Table 1 Summary statistics of writing style-related features underlying online reviews

The average number of sentences and the corresponding standard deviation for genuine reviews is significantly more than that of fake reviews, which suggests honest reviews are generally lengthier than non-genuine ones. The significantly lower standard deviation in fake reviews indicates a possible standard reply style with little to no variation. What logically follows is that the average word count for genuine reviews is significantly higher than that of fake reviews. Moreover, if we investigate the ratio of words to stop words, we find the average for genuine reviews to be 1.22. The exact ratio for fake reviews stands at 0.96. This process is an important revelation. Word count is the count of meaningful words in a sentence, also known as content words, which have inherent meaning and exist independently of the sentence (nouns and adjectives). On the other hand, stop words (also known as function words) do not convey any semantic meaning when used in a sentence (articles and verbs). The ratio thus, tells us about the “meaningfulness” of a review. Intuitively, a higher proportion of content words is associated with more informative reviews. We find genuine reviews have a higher meaningfulness scorethan fake reviews, this holds high importance in cases where fake reviews may be verbose but in reality, are less informative than genuine reviews. It can be observed that for each of the feature types in Table 1, the difference between genuine and fake reviews is statistically significant with 95% confidence.

3.2 Inferential Results

This section discusses in detail the results obtained from the statistical investigation. Authorial style is a reflective construct comprising linguistic features, sentiments, and emotional valence as unique dimensions. For each product category, we find that authorial style has a significant relation with its sub-constructs for fake and genuine reviews, except for baby products. We further observe that product characteristics mediate the relationship between authorial style and buying recommendation for real reviews. Product characteristics is a formative construct consisting of latent dimensions identified through STM on the customer reviews. The detailed items under each of the broad constructs of authorial style, linguistic features, sentiments, emotional valence, and product characteristics are summarized in Table A1 of Supplementary material. Interested readers are also referred to Figs. 1, 2, 3, and 4 of Supplementary material, showing the unique and exclusive set of keywords in fake reviews which were obtained from STM analysis and further used to identify the latent product characteristics. To have a more generalized conclusion, we compare the results corresponding to both genuine and fake reviews. We observe significant relationships for the five most relevant product categories, viz., baby products, beauty and health products, fashion products, office products, and sports products. We now deep-dive into the PLS-SEM results for these five product categories. We start with the “beauty & health” products category.

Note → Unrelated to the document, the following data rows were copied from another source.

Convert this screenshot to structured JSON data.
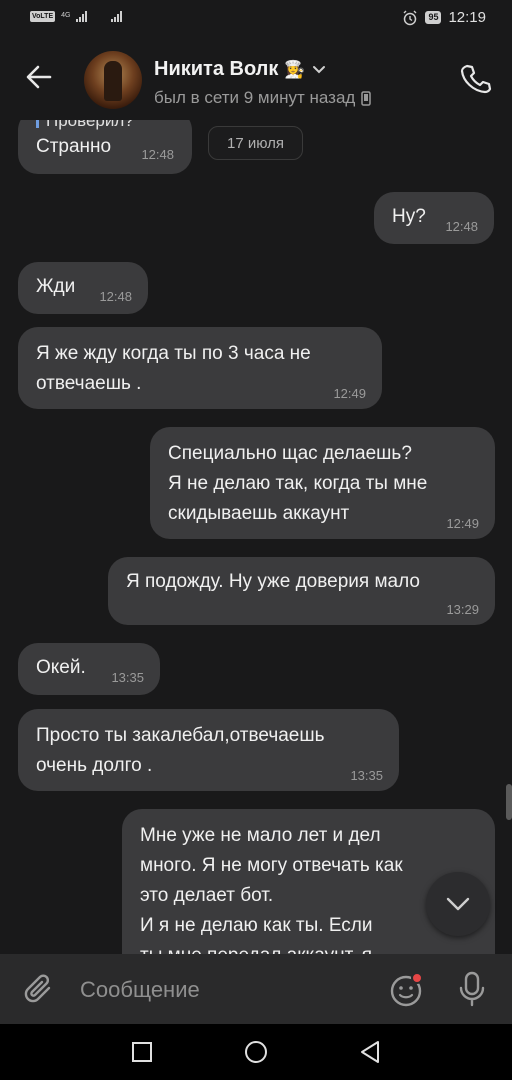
{
  "status_bar": {
    "carrier": "VoLTE",
    "network": "4G",
    "battery": "95",
    "time": "12:19"
  },
  "header": {
    "contact_name": "Никита Волк",
    "contact_emoji": "👩‍🍳",
    "status": "был в сети 9 минут назад"
  },
  "chat": {
    "quote_preview": "Проверил?",
    "date_chip": "17 июля",
    "messages": [
      {
        "text": "Странно",
        "time": "12:48",
        "side": "in"
      },
      {
        "text": "Ну?",
        "time": "12:48",
        "side": "out"
      },
      {
        "text": "Жди",
        "time": "12:48",
        "side": "in"
      },
      {
        "text": "Я же жду когда ты по 3 часа не\nотвечаешь .",
        "time": "12:49",
        "side": "in"
      },
      {
        "text": "Специально щас делаешь?\nЯ не делаю так, когда ты мне\nскидываешь аккаунт",
        "time": "12:49",
        "side": "out"
      },
      {
        "text": "Я подожду. Ну уже доверия мало",
        "time": "13:29",
        "side": "out"
      },
      {
        "text": "Окей.",
        "time": "13:35",
        "side": "in"
      },
      {
        "text": "Просто ты закалебал,отвечаешь\nочень долго .",
        "time": "13:35",
        "side": "in"
      },
      {
        "text": "Мне уже не мало лет и  дел\nмного. Я не могу отвечать как\nэто делает бот.\nИ я не делаю как ты. Если\nты мне передал аккаунт, я",
        "time": "",
        "side": "out"
      }
    ]
  },
  "composer": {
    "placeholder": "Сообщение"
  },
  "icons": {
    "back": "arrow-left-icon",
    "call": "phone-icon",
    "attach": "paperclip-icon",
    "emoji": "smile-icon",
    "voice": "microphone-icon",
    "scroll_down": "chevron-down-icon"
  },
  "colors": {
    "background": "#19191a",
    "bubble": "#3b3b3d",
    "notification_dot": "#e64646",
    "quote_accent": "#6f9de0"
  }
}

In Fig. 3, we observe that writing style significantly explains the characteristics underlying both fake and genuine reviews. We also find a significant relationship between writing style and buying persuasion for genuine reviews. This relationship is partially mediated by product characteristics without significant moderation effects (ratings). However, for fake reviews, the association is non-existent, both with and without mediation. The extracted latent factors for genuine reviews are ease of use, side effects, price, usefulness, catalogue, and taste. The obtained factors indicate thecustomer’s considerations when buying beauty and health-related products. Consumers are concerned about the effects, value for money, and product utility (usefulness and ease of use). However, for the fake reviews, the latent factors are less varied and have little mention of price sensitivity or taste. Next, we examine into the “fashion” products category.

Fig. 3
figure 3

PLS-SEM Model for beauty and health products category

Consistent with the trends observed for “beauty and health” products, Fig. 4 highlights a significant mediating effect of characteristics underlying reviews between authorial style and buying persuasion. Ratings appear ineffective in moderating the relationship between the constructs for both fake and genuine reviews. Multiple fashion-specific sub-constructs emerge as latent factors that form the product characteristics related to real reviews. Prominent among them are looks, variety, comfort, and material which are all applicable to fashion accessories and products. On the contrary, factors that emerge from fake reviews are quality, price, defect, etc. These are generic factors and cannot be considered specific to fashion. Next, we analyse the office products category (Fig. 5).

Fig. 4
figure 4

PLS-SEM Model for the fashion products category

Fig. 5
figure 5

PLS-SEM Model for office products category

For the office products category, authorial style significantly affects product characteristics. However, contrary to the other findings, a direct, significant relationship does not exist between authorial style and nudging buying preferences for fake or genuine reviews. Moreover, there is no statistical evidence of a mediating role of underlying product characteristics. This phenomenon can be understood through the lens of product involvement (Kuenzel & Musters, 2007). Studies in psychology have stated that involvement with a product can be traced down to the consumers’ desirable values and needs based on their self-knowledge and personal values about the product (Peter & Olson, 1987). Office products such as papers, stationery items, etc. are low involvement for the consumer as they are not closely linked with the individual’s abstract psychological and value attributes (Knox & Walker, 1992). Hence, the reviews for these products do not have any effect on consumer buying behavior. However, it is to be noted that the significant latent factors observed for real reviews of office products are utility, supplies, durability, and quality. On the contrary, elements for fake review of office products are availability, ease of use, uniqueness, etc. Again, factors such as durability and supplies which are atypical to office products, fail to emerge from the fake reviews strengthening the efficacy of the real review-based output. Next, we analyse the sports category (Fig. 6).

Fig. 6
figure 6

PLS-SEM Model for sports products category

Unlike other product categories, a significant mediation and moderation effect can be observed between authorial style and nudging buying preferences for genuine reviews for products in the “sports” category. Product characteristics mediate the relationship between authorial style and buying persuasion, whereas ratings moderate the relationship between product characteristics and buying persuasion. In contrast, the underlying factors for the fake reviews do not significantly affect buying persuasion, nor is there any significant evidence of a moderation effect. The latent factors for genuine reviews consist of utility, weight, material, quality, style and handling. Fewer underlying factors are observed for the fake reviews, which again turn out to be very generic such as quality, usefulness, benefits, and offers.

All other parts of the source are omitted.